Getting Enough Sleep
Sleep is not just about quantity but also quality. Stick to a sleep/wake schedule. Go to bed and wake at the same time every day, including weekends. Your body will like the consistency. And eliminate caffeine by 2 p.m. Caffeine has a half-life of up to 10 hours and can keep you in a lighter sleep stage at night without your knowing it.
Michael Breus, PhD, author, The Sleep Doctor's Diet Plan.

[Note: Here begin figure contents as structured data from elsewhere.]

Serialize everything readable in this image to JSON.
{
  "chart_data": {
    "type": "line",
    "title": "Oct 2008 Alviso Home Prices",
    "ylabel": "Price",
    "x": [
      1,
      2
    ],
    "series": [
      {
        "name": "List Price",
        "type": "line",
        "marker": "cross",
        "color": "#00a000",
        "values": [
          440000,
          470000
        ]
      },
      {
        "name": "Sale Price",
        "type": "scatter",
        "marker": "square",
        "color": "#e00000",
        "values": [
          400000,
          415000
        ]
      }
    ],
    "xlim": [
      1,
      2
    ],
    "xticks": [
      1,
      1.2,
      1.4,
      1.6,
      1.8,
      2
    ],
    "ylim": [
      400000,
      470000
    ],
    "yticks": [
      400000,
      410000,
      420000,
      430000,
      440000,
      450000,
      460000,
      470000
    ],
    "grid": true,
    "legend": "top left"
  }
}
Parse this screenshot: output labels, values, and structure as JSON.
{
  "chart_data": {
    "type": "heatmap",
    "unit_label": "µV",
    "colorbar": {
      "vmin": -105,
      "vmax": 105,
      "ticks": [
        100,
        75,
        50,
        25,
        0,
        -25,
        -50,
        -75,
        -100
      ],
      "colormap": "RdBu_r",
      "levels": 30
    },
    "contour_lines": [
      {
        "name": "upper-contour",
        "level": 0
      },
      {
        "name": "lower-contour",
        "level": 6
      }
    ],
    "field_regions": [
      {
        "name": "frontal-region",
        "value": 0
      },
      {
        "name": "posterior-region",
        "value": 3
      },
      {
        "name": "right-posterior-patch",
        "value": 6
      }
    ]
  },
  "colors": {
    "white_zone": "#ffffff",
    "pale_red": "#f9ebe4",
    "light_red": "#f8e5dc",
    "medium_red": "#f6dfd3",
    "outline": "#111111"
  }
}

Making Time for Healthy Meals
The U.S. Department of Agriculture's MyPlate nutrition icon is what a healthy meal should look like: Half the plate is filled with fruits and vegetables, one-quarter with grains, and the other quarter with lean protein. When you're planning meals, think of filling in the blanks. And remember: If your pantry and freezer are prepared, you don't have to be. Shop for healthy basics such as canned beans and tomatoes, whole-grain pasta, brown rice, quinoa, and canola and olive oil.
Carolyn O'Neil, RD, co-author, The Dish: On Eating Healthy and Being Fabulous!
1. Sunscreen. For acne-prone patients, I suggest a mineral blocker sunscreen in a light gel formulation.
2. Vitamin C. It helps neutralize free radical damage, brightens skin, and is vital to collagen synthesis.
3. Retinols. They stimulate exfoliation to prevent blocked pores and encourage collagen and elastin production.
Mohiba K. Tareen, MD, founder, Tareen Dermatology, Roseville, MN; clinical assistant professor of dermatology, Columbia University.
Create a weekly exercise plan. Write down which days of the week and what time of day you'll exercise, the minutes of activity, and the activity you'll do. Then, check in each week and modify as necessary. Keep it realistic so you'll commit and do it.
Richard Weil, exercise physiologist and weight loss program director, New York Obesity Nutrition Research Center, St. Luke's-Roosevelt Hospital Center.